Madam Speaker, I thank the member for the question because it cuts to the essence of what I am trying to get at. Collective bargaining can be an important tool to address persistent issues within an organization or workplace. When the government says it is looking at those issues and will get around to them, that they are separate, I think there is already a mistake in conceiving how we might deal with these issues. There would be virtue in submitting some of those issues in collective bargaining and seeing what the employees and employers within the workplace can figure out.
Part of the persistent problem, perhaps historically within the RCMP, which we certainly hear about from some members, has been that members of the RCMP cannot get their voices heard, that management is always in charge, that the system is not working, that management develops another system and there may be meaningful consultation or there may not. There will be differences of opinion about that. However, what certainly has been true is that management has had the ability to come up with new systems for decades within the RCMP, and certain problems persist.

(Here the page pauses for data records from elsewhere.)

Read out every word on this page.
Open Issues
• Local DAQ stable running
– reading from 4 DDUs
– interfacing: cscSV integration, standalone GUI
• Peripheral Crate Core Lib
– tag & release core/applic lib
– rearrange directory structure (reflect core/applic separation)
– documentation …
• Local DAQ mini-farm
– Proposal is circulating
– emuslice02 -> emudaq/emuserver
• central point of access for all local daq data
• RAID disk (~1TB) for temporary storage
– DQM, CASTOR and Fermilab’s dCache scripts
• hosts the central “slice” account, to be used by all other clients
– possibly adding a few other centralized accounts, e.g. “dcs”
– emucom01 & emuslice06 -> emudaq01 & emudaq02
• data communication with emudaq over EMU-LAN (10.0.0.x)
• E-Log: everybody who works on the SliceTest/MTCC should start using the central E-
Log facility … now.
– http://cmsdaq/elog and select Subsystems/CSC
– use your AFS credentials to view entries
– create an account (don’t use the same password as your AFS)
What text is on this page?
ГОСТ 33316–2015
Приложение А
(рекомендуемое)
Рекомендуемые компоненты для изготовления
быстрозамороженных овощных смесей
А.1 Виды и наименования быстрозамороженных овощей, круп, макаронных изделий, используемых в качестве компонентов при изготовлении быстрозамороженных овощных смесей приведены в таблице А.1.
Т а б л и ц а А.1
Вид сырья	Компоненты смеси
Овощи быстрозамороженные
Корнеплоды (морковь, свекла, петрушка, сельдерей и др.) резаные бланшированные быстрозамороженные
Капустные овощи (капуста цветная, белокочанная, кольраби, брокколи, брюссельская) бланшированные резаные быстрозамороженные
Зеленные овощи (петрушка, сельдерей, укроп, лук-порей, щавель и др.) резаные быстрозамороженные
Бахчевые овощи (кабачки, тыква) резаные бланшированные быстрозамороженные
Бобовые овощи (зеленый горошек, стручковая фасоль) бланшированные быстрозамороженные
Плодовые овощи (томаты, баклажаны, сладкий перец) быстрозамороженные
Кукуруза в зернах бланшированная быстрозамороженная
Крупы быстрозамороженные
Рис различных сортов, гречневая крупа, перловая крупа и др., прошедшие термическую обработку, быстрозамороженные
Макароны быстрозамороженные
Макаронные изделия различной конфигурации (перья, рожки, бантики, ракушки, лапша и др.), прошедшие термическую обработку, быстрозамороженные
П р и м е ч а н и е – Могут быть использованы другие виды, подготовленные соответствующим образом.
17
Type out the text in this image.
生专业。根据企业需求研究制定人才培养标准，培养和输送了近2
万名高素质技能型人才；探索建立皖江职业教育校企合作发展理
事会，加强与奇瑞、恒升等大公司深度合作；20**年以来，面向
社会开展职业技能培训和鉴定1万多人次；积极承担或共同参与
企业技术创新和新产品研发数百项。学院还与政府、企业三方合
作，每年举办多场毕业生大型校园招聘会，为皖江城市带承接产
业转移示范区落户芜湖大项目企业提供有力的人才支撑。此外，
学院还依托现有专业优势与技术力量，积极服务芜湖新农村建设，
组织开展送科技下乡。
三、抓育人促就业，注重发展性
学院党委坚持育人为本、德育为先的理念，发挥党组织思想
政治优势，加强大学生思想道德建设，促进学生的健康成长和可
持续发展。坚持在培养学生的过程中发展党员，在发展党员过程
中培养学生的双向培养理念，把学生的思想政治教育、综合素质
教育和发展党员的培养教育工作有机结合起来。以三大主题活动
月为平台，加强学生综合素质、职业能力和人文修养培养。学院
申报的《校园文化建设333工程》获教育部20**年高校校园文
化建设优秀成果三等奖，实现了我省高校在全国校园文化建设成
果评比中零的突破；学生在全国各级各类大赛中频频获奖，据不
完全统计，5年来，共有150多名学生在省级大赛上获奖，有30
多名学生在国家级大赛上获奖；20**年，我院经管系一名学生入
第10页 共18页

What would be genuinely new, a novel approach, is to allow employees in at the ground level to address some of the issues at the bargaining table, with the knowledge and expertise they have because they are living it. They could see if they, working with the employer, could come up with solutions that management has not been able to come up with on its own.
I am glad that the government is concerned about those issues, and I am glad it is going to pay some attention to them. What I am upset about is that it is foreclosing on what would be a genuinely new way of dealing with the issues when the old ways clearly have not worked.
With my last few seconds, and for the information of members who may want to know, I want to recognize that my wife is visiting the nation's capital today.